Blood vessels comprise three layers, each of which fulfills a unique role in the function and stability of blood vessels: The innermost layer (the intima) is lined with endothelial cells that regulate the exchange between the blood and tissues; the medial layer (the media) consists of smooth muscle cells that regulate the tone of the blood vessel; and the outermost layer (the adventitia) contains various cell types and connective tissue to provide structural integrity and stability to the blood vessels. The intima is highly sensitive to pathologic conditions, such as atherosclerosis and hypertension, but also vascular occlusion due to stent implantation (also called in-stent restenosis). When the intima is damaged, the blood vessel undergoes remodeling, whereby smooth muscle cells in the media multiply and result in the blocking of the vessel wall. While adventitial cells are also known to contribute to this process, how and to what extent they do so remains unknown.
“Neointima formation is a major complication of vascular disorders and stent implantations,” says lead author of the study Assistant Professor Kenichi Kimura. “Because they contribute to the overall morbidity and mortality of patients, it’s important to understand the mechanism leading to neointima formation, so we can provide a therapeutic approach to patients. The role of the media in neointima formation has been heavily studied in the past.

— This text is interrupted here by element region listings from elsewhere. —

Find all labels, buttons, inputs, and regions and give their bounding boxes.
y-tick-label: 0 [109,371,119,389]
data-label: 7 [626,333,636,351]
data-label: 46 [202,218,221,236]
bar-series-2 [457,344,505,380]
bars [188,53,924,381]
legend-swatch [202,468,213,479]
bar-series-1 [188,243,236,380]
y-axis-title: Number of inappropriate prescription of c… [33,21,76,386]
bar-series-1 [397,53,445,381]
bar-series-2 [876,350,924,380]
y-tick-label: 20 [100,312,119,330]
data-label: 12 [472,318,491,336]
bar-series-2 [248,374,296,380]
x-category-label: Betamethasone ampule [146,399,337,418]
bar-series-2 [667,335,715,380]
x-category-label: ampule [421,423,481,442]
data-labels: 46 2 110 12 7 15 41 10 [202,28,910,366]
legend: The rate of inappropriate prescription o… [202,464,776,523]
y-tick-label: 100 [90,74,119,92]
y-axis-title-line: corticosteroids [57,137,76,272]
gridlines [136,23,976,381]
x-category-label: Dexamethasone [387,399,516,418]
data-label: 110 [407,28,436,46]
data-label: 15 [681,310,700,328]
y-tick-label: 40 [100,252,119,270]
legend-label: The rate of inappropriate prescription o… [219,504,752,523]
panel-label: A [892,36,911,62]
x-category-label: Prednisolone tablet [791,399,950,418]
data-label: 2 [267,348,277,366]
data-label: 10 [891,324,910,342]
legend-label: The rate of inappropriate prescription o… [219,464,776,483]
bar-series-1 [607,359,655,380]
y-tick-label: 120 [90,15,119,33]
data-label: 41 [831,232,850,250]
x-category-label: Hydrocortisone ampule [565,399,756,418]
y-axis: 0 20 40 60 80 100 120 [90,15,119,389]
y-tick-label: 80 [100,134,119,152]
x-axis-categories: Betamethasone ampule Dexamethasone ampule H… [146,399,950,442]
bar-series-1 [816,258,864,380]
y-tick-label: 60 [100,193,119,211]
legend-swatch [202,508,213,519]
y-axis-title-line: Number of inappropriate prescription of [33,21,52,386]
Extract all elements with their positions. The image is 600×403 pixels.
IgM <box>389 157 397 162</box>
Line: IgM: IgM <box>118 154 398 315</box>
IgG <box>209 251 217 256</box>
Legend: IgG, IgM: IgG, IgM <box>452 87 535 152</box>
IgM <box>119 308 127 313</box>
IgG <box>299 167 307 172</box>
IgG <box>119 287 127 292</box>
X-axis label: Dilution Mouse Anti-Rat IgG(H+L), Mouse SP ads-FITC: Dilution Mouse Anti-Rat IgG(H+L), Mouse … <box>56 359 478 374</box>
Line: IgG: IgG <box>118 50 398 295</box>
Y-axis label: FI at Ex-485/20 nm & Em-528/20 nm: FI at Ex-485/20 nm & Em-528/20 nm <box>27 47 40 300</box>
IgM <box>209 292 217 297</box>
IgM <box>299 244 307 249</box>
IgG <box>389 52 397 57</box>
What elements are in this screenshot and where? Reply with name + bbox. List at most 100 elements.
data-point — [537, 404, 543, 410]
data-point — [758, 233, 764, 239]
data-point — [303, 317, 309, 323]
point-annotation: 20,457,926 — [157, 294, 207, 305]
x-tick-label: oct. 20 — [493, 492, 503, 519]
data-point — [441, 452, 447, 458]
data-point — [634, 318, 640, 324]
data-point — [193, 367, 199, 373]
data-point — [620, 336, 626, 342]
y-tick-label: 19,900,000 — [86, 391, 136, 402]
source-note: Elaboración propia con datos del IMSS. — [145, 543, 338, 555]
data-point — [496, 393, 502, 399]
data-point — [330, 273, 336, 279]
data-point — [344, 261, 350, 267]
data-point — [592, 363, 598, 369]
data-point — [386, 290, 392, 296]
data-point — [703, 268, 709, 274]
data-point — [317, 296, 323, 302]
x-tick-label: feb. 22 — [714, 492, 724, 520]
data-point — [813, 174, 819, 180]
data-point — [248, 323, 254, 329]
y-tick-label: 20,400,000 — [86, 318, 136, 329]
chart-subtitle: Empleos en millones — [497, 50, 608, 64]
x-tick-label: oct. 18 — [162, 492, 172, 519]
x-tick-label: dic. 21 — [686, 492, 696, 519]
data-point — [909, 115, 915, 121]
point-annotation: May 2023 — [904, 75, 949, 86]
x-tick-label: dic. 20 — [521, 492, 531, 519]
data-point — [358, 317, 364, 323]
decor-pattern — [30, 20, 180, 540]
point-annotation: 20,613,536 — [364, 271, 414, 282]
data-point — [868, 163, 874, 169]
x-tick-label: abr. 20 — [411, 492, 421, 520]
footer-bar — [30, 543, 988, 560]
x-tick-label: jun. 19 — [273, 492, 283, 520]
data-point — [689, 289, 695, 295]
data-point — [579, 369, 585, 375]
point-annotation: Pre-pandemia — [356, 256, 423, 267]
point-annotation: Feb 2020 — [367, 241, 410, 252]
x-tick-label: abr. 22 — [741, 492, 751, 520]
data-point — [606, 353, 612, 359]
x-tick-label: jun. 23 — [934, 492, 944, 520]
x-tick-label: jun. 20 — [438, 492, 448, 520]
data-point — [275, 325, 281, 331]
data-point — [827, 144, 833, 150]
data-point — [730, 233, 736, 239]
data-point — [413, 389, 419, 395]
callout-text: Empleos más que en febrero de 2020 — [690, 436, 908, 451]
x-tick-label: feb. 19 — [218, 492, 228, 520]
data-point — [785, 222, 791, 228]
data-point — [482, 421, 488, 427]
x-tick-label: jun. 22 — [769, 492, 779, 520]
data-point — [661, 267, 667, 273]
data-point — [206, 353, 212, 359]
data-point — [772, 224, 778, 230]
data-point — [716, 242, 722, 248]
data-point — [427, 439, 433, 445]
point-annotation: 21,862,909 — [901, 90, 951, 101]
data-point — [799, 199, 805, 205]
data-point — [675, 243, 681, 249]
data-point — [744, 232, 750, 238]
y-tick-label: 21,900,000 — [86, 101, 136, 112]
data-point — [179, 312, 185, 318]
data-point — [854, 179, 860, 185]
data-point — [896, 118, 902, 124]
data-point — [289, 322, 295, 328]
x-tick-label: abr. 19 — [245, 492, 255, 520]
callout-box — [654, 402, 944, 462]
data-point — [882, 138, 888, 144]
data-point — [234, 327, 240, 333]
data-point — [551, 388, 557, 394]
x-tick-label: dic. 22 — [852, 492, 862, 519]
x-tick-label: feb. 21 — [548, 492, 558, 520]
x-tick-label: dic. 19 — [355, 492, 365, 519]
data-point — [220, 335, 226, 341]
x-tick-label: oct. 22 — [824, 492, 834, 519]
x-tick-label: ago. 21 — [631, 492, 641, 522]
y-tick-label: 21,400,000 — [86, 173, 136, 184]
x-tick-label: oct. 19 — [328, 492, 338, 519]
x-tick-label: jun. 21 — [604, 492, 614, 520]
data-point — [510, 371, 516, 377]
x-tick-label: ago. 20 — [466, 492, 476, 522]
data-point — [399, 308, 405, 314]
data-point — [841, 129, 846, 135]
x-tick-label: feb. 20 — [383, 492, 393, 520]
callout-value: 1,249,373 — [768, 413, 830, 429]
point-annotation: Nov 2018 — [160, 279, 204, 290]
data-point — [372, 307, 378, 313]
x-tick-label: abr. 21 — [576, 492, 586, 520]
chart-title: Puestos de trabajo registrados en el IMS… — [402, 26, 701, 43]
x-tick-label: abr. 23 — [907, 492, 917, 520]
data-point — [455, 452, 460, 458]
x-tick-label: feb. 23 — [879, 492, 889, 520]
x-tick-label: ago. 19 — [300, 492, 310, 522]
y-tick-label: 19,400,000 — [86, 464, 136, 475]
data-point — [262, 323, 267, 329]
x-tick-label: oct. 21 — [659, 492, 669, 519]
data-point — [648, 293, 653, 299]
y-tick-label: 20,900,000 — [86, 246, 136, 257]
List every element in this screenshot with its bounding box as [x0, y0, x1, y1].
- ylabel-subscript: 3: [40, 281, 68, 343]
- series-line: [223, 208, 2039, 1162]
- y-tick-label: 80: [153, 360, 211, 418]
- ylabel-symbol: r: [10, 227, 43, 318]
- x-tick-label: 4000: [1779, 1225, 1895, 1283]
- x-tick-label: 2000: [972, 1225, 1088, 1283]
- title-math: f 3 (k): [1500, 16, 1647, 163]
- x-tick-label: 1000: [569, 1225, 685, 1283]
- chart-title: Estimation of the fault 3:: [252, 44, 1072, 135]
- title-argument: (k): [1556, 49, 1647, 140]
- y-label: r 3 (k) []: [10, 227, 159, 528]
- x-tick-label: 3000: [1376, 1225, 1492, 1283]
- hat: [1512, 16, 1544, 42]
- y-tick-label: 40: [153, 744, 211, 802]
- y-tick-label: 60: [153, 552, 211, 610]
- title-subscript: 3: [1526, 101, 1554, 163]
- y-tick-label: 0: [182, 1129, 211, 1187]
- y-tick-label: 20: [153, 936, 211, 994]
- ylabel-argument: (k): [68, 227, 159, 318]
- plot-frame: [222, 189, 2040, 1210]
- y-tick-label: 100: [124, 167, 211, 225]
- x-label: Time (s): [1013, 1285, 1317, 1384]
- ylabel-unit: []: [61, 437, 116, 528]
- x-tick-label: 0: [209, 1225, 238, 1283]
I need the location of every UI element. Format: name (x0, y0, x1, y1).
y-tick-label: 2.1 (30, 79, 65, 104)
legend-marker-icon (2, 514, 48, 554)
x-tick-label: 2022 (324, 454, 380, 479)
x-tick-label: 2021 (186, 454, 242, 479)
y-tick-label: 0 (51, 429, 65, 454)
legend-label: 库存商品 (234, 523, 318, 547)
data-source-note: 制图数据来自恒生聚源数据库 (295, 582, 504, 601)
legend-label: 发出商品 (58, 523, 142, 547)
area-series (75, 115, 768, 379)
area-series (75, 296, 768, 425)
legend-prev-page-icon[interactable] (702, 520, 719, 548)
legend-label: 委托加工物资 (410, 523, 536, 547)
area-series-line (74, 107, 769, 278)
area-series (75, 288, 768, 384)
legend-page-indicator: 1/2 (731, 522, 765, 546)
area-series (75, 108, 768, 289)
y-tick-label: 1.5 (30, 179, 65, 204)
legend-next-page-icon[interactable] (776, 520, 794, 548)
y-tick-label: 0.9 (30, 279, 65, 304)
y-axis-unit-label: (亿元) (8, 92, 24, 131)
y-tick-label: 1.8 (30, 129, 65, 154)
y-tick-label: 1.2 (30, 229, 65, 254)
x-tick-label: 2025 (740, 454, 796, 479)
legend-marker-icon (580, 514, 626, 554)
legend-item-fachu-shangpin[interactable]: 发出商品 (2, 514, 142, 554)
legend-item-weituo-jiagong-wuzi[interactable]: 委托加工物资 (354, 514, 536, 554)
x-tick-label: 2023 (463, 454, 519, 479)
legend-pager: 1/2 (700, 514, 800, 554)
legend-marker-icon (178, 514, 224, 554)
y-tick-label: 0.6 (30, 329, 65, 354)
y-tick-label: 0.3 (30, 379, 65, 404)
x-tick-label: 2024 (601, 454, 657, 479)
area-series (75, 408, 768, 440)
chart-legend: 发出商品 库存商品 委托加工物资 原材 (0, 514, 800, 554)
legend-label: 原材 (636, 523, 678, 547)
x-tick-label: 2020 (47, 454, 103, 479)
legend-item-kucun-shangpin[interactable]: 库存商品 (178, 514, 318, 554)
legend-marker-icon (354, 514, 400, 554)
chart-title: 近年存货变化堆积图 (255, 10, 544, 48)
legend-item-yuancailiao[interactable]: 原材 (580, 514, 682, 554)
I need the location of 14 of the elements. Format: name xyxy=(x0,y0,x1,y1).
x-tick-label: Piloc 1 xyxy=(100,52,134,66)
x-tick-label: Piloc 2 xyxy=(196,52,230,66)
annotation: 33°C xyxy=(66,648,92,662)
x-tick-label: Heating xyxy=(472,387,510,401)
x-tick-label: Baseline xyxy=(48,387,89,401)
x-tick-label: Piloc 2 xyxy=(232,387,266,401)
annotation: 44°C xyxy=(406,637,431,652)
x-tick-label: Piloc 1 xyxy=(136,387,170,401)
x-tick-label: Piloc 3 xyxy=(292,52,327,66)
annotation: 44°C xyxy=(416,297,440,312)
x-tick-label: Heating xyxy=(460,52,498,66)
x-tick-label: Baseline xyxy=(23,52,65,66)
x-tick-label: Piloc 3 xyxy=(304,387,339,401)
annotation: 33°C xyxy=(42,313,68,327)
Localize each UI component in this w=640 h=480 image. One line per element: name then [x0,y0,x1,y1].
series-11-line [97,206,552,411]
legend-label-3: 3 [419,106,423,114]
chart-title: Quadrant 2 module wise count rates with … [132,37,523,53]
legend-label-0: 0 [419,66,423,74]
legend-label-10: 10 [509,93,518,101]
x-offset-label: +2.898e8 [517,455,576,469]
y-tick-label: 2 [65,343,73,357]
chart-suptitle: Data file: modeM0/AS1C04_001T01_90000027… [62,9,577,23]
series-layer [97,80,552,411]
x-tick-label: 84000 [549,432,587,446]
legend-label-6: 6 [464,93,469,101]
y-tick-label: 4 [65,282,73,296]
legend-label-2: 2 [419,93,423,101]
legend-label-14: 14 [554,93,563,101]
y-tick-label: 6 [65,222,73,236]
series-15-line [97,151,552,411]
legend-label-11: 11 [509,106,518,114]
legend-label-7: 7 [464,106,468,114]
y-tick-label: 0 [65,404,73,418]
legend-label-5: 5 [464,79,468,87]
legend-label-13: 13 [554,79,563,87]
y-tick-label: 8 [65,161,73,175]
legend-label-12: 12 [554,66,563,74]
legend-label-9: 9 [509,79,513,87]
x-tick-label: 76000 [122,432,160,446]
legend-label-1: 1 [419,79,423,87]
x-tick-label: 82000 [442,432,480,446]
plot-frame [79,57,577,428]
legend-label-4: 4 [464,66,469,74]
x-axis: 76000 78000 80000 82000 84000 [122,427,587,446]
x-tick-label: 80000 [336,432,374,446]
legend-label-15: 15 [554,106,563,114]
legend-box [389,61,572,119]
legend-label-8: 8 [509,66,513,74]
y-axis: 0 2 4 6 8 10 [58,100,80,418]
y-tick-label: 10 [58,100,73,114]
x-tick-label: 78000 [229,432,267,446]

Therefore, in this study we wanted to understand how adventitial cells may contribute to it.”
To achieve their goal, the researchers used lineage tracing and marked PDGFRa+ cells of mice with a fluorescent protein. By doing so, they were able to identify and track cell populations and their progeny over time. To understand how PDGFRa+ cells contribute to neointima formation, the researchers applied three different types of injury to blood vessels of mice: Carotid artery ligation (tying off the major blood vessel in the neck), denudation (using a wire to injure the blood vessel from within) and pressure overload (tying off the aorta to increase the blood pressure in the vessels arising from the aorta).
Intriguingly, the researchers found that the responses of the PDGFRa+ cells differed depending on the type of injury. While these cells populated the neointima slowly and developed into immature vessel muscle cells after carotid artery ligation, this process was accelerated in the case of denudation injury and PDGFRa+ cells developed into mature vessel smooth muscle cells. Furthermore, after pressure overload injury, PDGFRa+ cells proliferated in the adventitia and produced connective tissue there. “These are striking results that show how PDGFRa+ cells exhibit a context-dependent response to vascular injuries. We hope that our findings may help provide a new therapeutic avenue for patients affected by neointima formation and vessel occlusion,” says Professor Hiromi Yanagisawa.